By Ella Feinberg Large, Louise Cheer

The success of Sydney’s trial of open-air urinals has opened up debate in Brisbane to do the same to stop public urination.

Some of Sydney’s popular late night precincts have trialled the open-air urinals, which operate during the evening and early morning hours.

The urinals will remain in place on weekends in Sydney if community consultation is successful.

But Central Ward Councillor David Hinchliffe said this is not the answer for Brisbane and there needs to be a change to behaviour, not accessibility.

Open-air urinal in Den Haag, similar to the ones trialled in Sydney.
Open-air urinal in Den Haag, similar to the ones trialled in Sydney.

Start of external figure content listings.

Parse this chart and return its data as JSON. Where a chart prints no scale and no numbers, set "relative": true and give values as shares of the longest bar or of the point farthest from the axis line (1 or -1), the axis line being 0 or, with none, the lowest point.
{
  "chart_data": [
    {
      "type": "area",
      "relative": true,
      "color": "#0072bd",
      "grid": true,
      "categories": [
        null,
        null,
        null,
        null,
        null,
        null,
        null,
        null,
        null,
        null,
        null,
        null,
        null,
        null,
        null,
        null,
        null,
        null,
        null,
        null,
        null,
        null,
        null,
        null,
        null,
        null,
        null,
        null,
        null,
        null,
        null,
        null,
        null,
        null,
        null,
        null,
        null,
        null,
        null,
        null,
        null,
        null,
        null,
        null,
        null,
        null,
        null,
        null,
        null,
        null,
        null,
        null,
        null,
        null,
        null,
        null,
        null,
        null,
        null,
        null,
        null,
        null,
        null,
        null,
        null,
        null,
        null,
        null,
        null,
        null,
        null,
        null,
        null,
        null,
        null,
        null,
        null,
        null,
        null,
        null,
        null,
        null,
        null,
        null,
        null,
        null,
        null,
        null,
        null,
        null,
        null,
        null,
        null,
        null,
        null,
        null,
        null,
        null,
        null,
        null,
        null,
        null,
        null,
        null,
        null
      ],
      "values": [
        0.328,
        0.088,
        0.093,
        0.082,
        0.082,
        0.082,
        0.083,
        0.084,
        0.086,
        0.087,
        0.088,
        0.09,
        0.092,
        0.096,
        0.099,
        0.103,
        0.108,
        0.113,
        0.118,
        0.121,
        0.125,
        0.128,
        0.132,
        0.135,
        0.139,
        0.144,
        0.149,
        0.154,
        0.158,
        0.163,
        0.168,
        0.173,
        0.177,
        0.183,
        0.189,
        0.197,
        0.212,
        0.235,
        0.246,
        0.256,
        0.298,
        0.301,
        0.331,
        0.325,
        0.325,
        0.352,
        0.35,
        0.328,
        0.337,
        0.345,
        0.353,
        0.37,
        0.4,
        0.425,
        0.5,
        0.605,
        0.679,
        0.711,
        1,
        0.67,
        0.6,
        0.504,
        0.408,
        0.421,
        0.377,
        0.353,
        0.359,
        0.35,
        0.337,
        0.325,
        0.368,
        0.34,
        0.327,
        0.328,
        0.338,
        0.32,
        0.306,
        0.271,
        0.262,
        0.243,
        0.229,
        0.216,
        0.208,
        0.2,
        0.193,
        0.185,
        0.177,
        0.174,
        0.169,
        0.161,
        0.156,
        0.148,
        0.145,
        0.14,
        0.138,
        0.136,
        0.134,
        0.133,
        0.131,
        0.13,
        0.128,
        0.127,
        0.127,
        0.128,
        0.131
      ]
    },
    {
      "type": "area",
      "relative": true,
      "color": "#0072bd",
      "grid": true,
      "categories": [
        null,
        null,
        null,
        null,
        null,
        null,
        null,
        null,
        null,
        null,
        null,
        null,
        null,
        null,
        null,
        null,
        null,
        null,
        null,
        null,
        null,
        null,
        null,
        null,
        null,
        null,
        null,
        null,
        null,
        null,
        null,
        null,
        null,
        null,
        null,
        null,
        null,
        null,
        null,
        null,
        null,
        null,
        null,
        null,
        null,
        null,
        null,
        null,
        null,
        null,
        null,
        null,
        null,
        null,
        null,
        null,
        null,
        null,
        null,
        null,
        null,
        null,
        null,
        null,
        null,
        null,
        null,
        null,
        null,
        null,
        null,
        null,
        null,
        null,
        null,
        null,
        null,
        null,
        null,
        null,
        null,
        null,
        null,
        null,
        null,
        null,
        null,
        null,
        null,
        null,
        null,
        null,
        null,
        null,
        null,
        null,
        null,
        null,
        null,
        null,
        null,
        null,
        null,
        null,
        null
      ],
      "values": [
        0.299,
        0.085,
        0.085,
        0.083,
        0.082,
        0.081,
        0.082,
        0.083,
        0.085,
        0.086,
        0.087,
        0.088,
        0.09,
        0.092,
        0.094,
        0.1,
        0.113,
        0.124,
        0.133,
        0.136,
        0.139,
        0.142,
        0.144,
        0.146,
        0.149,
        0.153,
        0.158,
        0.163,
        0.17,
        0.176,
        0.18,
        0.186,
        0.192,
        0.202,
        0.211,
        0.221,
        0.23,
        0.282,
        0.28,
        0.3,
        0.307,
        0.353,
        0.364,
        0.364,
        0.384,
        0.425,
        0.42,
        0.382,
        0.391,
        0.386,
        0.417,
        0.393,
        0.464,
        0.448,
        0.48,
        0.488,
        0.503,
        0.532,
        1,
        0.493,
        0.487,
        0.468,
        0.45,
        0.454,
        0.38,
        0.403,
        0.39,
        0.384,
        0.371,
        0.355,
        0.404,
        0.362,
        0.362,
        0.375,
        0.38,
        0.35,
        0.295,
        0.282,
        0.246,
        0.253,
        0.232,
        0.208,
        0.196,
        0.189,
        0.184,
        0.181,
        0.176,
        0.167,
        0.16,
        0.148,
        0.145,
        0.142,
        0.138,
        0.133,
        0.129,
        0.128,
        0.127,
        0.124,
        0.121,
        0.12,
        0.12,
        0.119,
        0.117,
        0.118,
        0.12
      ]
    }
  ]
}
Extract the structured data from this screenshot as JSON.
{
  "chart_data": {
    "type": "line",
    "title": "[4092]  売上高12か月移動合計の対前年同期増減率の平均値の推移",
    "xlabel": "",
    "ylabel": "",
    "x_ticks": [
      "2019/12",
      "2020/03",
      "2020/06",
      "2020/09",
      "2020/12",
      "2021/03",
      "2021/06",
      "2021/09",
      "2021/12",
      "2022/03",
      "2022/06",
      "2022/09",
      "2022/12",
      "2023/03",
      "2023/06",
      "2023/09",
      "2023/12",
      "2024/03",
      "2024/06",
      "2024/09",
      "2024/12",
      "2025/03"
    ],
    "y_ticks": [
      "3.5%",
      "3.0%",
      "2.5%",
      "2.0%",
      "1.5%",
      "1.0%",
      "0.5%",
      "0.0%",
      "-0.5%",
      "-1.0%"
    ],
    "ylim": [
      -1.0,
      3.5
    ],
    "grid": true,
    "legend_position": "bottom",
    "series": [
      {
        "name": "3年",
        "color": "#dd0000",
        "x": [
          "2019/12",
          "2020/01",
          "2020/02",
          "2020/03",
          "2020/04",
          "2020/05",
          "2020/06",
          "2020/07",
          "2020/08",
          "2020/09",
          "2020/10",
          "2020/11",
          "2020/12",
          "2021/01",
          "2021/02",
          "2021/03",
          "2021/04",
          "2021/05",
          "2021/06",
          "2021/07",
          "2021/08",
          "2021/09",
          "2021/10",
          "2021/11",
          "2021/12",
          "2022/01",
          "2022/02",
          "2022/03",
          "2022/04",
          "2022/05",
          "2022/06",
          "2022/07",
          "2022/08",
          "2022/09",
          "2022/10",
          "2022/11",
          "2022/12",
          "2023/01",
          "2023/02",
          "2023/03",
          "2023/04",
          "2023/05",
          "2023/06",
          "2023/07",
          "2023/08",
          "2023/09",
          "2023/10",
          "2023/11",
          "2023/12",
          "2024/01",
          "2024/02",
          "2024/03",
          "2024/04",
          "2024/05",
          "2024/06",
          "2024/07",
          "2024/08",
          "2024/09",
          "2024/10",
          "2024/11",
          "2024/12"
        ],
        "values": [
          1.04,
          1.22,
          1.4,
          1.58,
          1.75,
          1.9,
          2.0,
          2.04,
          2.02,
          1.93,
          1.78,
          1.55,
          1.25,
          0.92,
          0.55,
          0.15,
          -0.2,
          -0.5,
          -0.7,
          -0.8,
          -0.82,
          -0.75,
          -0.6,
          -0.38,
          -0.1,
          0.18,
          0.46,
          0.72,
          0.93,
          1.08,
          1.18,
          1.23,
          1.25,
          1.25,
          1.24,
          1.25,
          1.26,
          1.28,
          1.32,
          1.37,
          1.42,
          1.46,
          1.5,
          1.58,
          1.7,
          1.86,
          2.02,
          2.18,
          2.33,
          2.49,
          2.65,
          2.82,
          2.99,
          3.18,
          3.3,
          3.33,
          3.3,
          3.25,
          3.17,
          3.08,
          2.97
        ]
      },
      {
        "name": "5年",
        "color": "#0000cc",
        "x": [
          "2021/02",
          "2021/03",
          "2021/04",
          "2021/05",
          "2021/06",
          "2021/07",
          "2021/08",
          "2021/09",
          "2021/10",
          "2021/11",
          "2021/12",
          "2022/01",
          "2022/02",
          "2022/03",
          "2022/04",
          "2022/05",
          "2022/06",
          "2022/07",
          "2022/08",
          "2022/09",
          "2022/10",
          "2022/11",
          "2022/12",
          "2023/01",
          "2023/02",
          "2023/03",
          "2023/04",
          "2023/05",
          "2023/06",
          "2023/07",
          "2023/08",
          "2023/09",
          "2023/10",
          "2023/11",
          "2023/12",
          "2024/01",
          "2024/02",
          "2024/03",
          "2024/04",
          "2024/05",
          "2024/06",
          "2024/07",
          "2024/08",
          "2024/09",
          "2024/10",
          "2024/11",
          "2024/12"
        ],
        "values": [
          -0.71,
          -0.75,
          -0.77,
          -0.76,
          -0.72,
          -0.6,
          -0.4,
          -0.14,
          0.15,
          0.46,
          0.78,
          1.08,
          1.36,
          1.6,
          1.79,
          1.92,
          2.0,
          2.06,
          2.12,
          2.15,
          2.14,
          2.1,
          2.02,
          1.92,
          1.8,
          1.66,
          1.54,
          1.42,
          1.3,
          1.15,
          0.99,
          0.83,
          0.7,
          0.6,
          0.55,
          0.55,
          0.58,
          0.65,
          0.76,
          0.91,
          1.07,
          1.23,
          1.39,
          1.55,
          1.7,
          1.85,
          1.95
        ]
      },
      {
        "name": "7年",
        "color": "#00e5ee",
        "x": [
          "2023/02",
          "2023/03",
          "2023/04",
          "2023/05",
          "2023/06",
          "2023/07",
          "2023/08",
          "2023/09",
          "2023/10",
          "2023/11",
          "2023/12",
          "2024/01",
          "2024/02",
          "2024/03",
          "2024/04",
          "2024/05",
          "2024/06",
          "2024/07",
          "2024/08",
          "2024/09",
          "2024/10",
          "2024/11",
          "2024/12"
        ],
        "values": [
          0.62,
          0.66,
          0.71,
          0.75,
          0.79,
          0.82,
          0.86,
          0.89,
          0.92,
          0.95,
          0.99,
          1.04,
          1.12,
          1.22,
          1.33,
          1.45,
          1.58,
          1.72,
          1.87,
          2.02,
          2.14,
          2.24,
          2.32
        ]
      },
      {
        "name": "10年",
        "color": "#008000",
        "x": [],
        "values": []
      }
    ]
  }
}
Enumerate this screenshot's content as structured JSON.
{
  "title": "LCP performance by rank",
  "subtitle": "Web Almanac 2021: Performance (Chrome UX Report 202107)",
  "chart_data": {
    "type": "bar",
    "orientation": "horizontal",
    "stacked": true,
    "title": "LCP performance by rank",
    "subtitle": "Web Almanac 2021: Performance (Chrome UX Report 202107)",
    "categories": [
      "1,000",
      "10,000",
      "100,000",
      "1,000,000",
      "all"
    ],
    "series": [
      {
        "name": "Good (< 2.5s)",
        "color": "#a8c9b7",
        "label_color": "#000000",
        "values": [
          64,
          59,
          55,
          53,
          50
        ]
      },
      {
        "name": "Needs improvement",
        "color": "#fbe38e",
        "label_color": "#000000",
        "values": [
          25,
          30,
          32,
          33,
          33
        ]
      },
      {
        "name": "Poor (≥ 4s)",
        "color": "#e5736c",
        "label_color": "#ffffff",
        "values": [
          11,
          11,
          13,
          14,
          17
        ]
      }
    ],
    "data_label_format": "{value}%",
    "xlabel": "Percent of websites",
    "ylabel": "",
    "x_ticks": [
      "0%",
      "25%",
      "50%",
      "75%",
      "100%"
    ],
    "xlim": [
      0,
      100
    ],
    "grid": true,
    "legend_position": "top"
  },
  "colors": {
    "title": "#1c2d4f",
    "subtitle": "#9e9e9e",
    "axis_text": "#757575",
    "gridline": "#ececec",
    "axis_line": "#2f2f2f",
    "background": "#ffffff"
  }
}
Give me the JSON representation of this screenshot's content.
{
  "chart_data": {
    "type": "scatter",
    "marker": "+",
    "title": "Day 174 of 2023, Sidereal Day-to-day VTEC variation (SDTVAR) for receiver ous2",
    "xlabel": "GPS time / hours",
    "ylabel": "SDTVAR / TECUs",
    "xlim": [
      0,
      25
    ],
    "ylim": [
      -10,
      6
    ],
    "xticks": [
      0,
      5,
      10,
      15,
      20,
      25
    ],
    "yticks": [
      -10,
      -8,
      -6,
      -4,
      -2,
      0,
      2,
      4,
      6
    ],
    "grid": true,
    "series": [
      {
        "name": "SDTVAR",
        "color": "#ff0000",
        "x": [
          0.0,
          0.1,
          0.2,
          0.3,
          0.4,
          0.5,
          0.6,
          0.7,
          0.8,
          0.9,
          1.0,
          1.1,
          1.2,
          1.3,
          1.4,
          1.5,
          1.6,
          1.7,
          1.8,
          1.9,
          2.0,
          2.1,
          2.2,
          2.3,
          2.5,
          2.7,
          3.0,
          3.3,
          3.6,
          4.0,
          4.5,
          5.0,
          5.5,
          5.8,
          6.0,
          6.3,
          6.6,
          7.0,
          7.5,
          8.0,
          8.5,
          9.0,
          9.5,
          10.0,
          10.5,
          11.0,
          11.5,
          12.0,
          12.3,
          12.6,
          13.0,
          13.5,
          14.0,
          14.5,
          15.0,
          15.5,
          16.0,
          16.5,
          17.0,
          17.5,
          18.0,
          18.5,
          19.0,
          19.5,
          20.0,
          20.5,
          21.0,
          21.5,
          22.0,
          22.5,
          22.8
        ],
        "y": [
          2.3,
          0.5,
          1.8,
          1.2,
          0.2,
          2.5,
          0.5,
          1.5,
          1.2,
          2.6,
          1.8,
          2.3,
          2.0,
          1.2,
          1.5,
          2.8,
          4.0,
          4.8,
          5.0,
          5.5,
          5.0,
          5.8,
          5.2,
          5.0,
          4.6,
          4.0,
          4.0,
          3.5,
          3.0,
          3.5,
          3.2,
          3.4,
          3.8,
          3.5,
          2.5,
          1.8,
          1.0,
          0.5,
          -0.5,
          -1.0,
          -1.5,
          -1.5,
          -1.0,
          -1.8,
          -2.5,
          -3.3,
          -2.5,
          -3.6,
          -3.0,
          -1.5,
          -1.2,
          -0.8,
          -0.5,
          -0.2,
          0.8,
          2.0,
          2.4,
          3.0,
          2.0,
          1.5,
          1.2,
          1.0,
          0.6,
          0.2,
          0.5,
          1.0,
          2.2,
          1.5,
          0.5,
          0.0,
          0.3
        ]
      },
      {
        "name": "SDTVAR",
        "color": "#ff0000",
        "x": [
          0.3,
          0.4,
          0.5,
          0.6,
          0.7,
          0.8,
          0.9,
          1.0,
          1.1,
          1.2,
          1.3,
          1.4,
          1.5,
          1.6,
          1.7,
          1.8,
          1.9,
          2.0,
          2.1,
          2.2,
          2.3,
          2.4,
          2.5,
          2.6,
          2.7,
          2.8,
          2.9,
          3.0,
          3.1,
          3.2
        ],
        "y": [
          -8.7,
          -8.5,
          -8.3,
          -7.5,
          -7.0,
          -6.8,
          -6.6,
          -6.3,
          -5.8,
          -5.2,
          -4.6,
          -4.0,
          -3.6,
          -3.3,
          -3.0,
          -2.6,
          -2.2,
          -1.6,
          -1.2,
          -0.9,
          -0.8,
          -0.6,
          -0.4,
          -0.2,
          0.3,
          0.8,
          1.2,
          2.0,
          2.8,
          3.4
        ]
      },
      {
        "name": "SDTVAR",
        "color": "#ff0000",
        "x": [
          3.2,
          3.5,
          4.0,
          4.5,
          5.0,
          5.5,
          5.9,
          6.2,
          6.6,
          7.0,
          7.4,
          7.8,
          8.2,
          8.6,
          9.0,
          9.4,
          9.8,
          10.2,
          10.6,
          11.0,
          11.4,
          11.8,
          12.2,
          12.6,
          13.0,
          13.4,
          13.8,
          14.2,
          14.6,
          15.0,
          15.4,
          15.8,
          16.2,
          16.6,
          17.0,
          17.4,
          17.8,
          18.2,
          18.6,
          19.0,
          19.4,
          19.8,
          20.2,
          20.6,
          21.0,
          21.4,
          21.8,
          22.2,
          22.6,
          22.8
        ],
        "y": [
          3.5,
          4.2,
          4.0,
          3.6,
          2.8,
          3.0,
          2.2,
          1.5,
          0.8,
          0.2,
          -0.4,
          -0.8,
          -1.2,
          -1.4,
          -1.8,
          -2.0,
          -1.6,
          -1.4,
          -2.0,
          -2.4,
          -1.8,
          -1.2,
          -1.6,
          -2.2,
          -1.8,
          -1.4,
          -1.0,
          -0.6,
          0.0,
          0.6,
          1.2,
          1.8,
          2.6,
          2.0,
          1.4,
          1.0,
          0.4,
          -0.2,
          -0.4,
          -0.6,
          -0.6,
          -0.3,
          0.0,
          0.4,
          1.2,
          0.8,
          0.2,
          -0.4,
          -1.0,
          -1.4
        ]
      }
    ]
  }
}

Source: Aaron TD on Flickr)

He said something needs to change to make people use public facilities and those who do not follow the law deserve a fine.

“It took me about five years to get a toilet in Brunswick Street Mall,” Cr Hinchliffe said.

“What infuriates me is that we still have people who are urinating within 20 metres of that public toilet openly in the mall.”

The Brisbane council has already trialled weekend porta-loos, without any success.

Cr Hinchliffe said even if the council introduced more public toilets, the problem would not go away.

“Even if we had a public toilet on every corner of every street throughout the Valley, there would still be idiots who lean up against the wall and do their business there,” he said.

Chair of Valley Community Safety Carol Gordon said there are similar ideas to the Sydney experiment being considered for Brisbane’s late night precincts.

“There’s been much conjecture about it for a long time, so what we’ve been doing through the State Government’s Drink Safe trial is finding a workable solution,” she said.

Ms Gordon says it is the first time all stakeholders, including the Queensland Government, council, businesses and communities, have sat down to create an operational management plan that is structured.

“One of the issues [we have faced] is where do we put them,” she said.

“Everyone wants them but no one wants it in their backyard.”

GPO Hotel Venue Manager Casey Gray said trialling the urinals would not hurt but would not prevent the behaviour.

Mr Gray said he has often witnessed people urinating in the bushes outside of the club.

“I’ve seen a lot of people [urinating in public] just for the sake of it … to amuse their friends,” he said.

Ms Gordon said pop-up toilets would be preferred but due to geographical constraints such as the Valley area being built on stone, they will be hard to construct and maintain.